As part of the settlement, Equifax is required to minimize its future collection of sensitive data, including social security numbers, to strengthen its security practices, perform regular security monitoring, logging and testing, and institute new policies to identify and quickly deploy critical security updates and patches to its systems. Equifax will pay the states a total of $175 million, which includes $1 million for North Dakota.
Equifax is one of the three major credit reporting agencies, along with Experian and TransUnion, which collect personal and financial information of millions of Americans and then profit from re-selling that information in the form of credit reports. These credit reports are used by prospective employers, landlords, credit card companies, and lenders, to decide whether an individual poses a credit risk.

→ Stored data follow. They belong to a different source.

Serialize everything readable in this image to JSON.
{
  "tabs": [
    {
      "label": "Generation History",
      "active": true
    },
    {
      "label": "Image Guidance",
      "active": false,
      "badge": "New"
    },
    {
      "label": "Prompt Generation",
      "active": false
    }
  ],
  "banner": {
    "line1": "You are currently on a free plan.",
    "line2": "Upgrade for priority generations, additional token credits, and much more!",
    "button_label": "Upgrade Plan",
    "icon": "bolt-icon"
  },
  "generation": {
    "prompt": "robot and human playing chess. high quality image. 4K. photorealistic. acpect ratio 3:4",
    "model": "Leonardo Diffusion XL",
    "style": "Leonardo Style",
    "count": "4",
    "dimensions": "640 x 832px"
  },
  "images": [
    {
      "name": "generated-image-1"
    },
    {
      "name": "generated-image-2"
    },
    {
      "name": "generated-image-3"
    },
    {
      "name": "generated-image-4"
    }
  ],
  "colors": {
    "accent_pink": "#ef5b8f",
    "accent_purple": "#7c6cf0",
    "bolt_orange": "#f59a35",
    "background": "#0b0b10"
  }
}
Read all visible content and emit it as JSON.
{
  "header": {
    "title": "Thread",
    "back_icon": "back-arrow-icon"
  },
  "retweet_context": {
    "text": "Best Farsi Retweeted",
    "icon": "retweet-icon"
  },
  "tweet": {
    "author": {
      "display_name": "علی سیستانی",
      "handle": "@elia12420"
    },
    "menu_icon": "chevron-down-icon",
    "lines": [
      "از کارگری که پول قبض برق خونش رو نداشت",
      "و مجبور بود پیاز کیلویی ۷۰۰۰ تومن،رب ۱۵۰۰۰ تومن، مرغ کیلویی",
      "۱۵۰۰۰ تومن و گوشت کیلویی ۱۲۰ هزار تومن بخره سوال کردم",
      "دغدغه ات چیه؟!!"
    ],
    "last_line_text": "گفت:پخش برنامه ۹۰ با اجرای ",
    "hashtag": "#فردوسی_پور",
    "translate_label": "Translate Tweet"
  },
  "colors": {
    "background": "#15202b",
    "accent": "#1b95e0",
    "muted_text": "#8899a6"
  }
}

In addition to North Dakota, the following states participated in the settlement: Alabama, Alaska, Arizona, Arkansas, California, Colorado, Connecticut, Delaware, Florida, Georgia, Hawaii, Idaho, Illinois, Iowa, Kansas, Kentucky, Louisiana, Maine, Maryland, Michigan, Minnesota, Mississippi, Missouri, Montana, Nebraska, Nevada, New Hampshire, New Jersey, New Mexico, New York, North Carolina, Ohio, Oklahoma, Oregon, Pennsylvania, Rhode Island, South Carolina, South Dakota, Tennessee, Texas, Utah, Vermont, Virginia, Washington, West Virginia, Wisconsin, Wyoming, as well as the District of Columbia and the Commonwealth of Puerto Rico.